Świątek przyznała, że dotarła do niej reakcja części fanów na korcie Suzanne Lenglen. „Słyszałam oklaski przenikające się z buczeniem” – powiedziała Polka. Mimo to, zawodniczka pozostaje skupiona na swojej grze i nie zamierza przejmować się negatywnymi komentarzami.

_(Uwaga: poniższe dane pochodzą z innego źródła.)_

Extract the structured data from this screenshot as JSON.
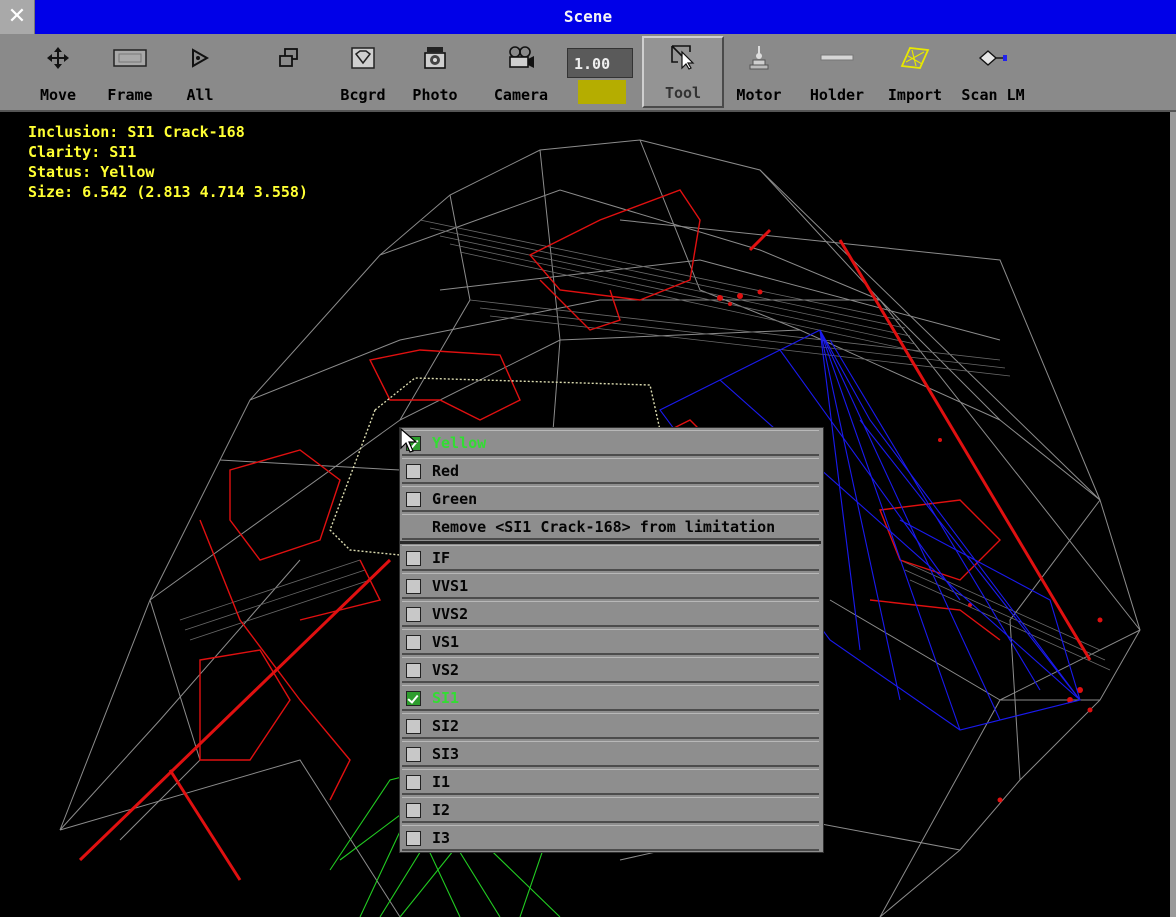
{
  "window": {
    "title": "Scene",
    "close_symbol": "✕"
  },
  "toolbar": {
    "move": "Move",
    "frame": "Frame",
    "all": "All",
    "bcgrd": "Bcgrd",
    "photo": "Photo",
    "camera": "Camera",
    "zoom": "1.00",
    "tool": "Tool",
    "motor": "Motor",
    "holder": "Holder",
    "import": "Import",
    "scan_lm": "Scan LM",
    "color_swatch": "#b5ad00"
  },
  "info": {
    "inclusion": "Inclusion: SI1 Crack-168",
    "clarity": "Clarity: SI1",
    "status": "Status: Yellow",
    "size": "Size: 6.542 (2.813 4.714 3.558)"
  },
  "menu": {
    "status_items": [
      {
        "label": "Yellow",
        "checked": true
      },
      {
        "label": "Red",
        "checked": false
      },
      {
        "label": "Green",
        "checked": false
      }
    ],
    "remove_label": "Remove <SI1 Crack-168> from limitation",
    "clarity_items": [
      {
        "label": "IF",
        "checked": false
      },
      {
        "label": "VVS1",
        "checked": false
      },
      {
        "label": "VVS2",
        "checked": false
      },
      {
        "label": "VS1",
        "checked": false
      },
      {
        "label": "VS2",
        "checked": false
      },
      {
        "label": "SI1",
        "checked": true
      },
      {
        "label": "SI2",
        "checked": false
      },
      {
        "label": "SI3",
        "checked": false
      },
      {
        "label": "I1",
        "checked": false
      },
      {
        "label": "I2",
        "checked": false
      },
      {
        "label": "I3",
        "checked": false
      }
    ]
  },
  "colors": {
    "title_bar": "#0000e8",
    "info_text": "#ffff33",
    "checked": "#33dd33",
    "mesh": "#9a9a9a",
    "red_inclusions": "#e01010",
    "blue_inclusions": "#1a1aee",
    "green_inclusions": "#22cc22"
  }
}
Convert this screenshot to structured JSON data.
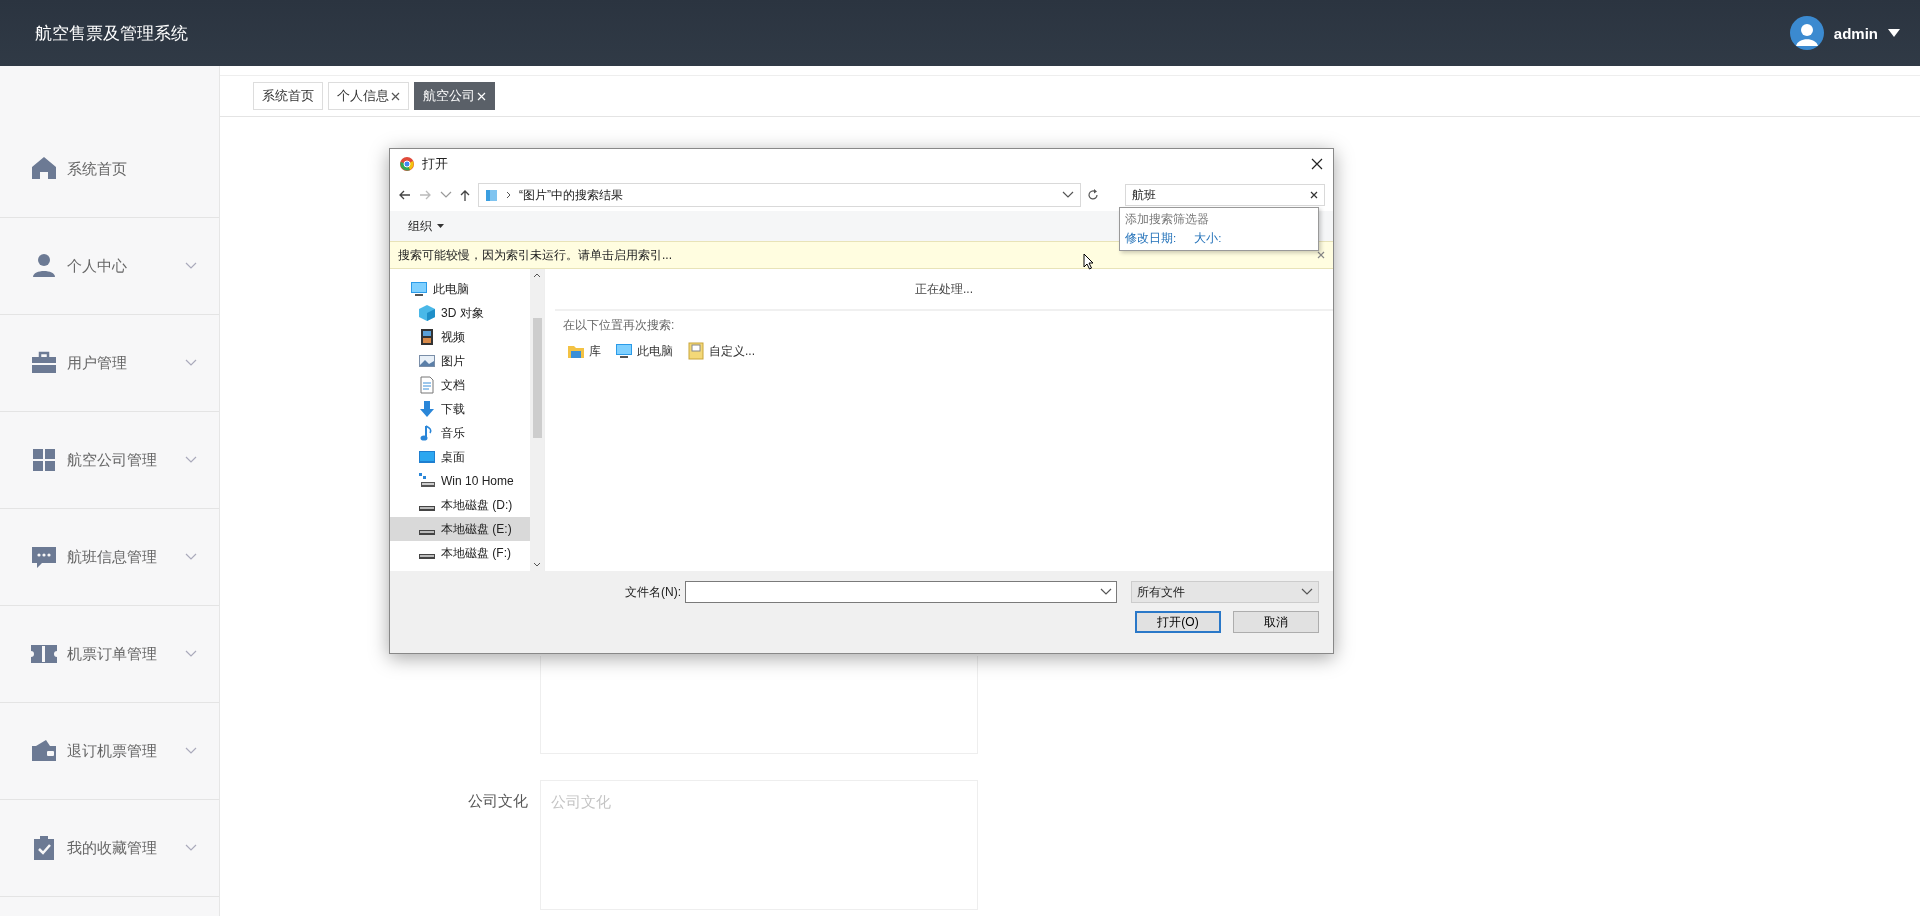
{
  "app": {
    "title": "航空售票及管理系统",
    "user": "admin"
  },
  "tabs": [
    {
      "label": "系统首页",
      "closable": false,
      "selected": false
    },
    {
      "label": "个人信息",
      "closable": true,
      "selected": false
    },
    {
      "label": "航空公司",
      "closable": true,
      "selected": true
    }
  ],
  "sidebar": {
    "items": [
      {
        "label": "系统首页",
        "kind": "home",
        "expandable": false
      },
      {
        "label": "个人中心",
        "kind": "person",
        "expandable": true
      },
      {
        "label": "用户管理",
        "kind": "briefcase",
        "expandable": true
      },
      {
        "label": "航空公司管理",
        "kind": "grid",
        "expandable": true
      },
      {
        "label": "航班信息管理",
        "kind": "chat",
        "expandable": true
      },
      {
        "label": "机票订单管理",
        "kind": "ticket",
        "expandable": true
      },
      {
        "label": "退订机票管理",
        "kind": "wallet",
        "expandable": true
      },
      {
        "label": "我的收藏管理",
        "kind": "clipboard",
        "expandable": true
      }
    ]
  },
  "form": {
    "fields": [
      {
        "label": "公司文化",
        "placeholder": "公司文化"
      }
    ]
  },
  "dialog": {
    "title": "打开",
    "path": "“图片”中的搜索结果",
    "search": "航班",
    "organize": "组织",
    "search_filter": {
      "heading": "添加搜索筛选器",
      "filters": [
        "修改日期:",
        "大小:"
      ]
    },
    "info_bar": "搜索可能较慢，因为索引未运行。请单击启用索引...",
    "tree": [
      {
        "label": "此电脑",
        "kind": "pc",
        "selected": false,
        "children": [
          {
            "label": "3D 对象",
            "kind": "cube",
            "selected": false
          },
          {
            "label": "视频",
            "kind": "film",
            "selected": false
          },
          {
            "label": "图片",
            "kind": "image",
            "selected": false
          },
          {
            "label": "文档",
            "kind": "doc",
            "selected": false
          },
          {
            "label": "下载",
            "kind": "download",
            "selected": false
          },
          {
            "label": "音乐",
            "kind": "music",
            "selected": false
          },
          {
            "label": "桌面",
            "kind": "desktop",
            "selected": false
          },
          {
            "label": "Win 10 Home",
            "kind": "netdrive",
            "selected": false
          },
          {
            "label": "本地磁盘 (D:)",
            "kind": "drive",
            "selected": false
          },
          {
            "label": "本地磁盘 (E:)",
            "kind": "drive",
            "selected": true
          },
          {
            "label": "本地磁盘 (F:)",
            "kind": "drive",
            "selected": false
          }
        ]
      }
    ],
    "status": "正在处理...",
    "search_again": {
      "label": "在以下位置再次搜索:",
      "locations": [
        {
          "label": "库",
          "kind": "library"
        },
        {
          "label": "此电脑",
          "kind": "pc"
        },
        {
          "label": "自定义...",
          "kind": "custom"
        }
      ]
    },
    "filename_label": "文件名(N):",
    "filetype": "所有文件",
    "buttons": [
      {
        "label": "打开(O)",
        "default": true
      },
      {
        "label": "取消",
        "default": false
      }
    ]
  }
}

Kontrowersje po meczu Igi Świątek z Danielle Collins pokazują, jak napięte potrafią być relacje między zawodnikami na najwyższym poziomie rywalizacji. Emocje towarzyszące sportowej rywalizacji mogą prowadzić do niespodziewanych wybuchów i oskarżeń, które jednak nie zawsze mają podstawy w rzeczywistości. Świątek, pozostając spokojna i stanowcza, udowodniła, że potrafi radzić sobie z presją zarówno na korcie, jak i poza nim.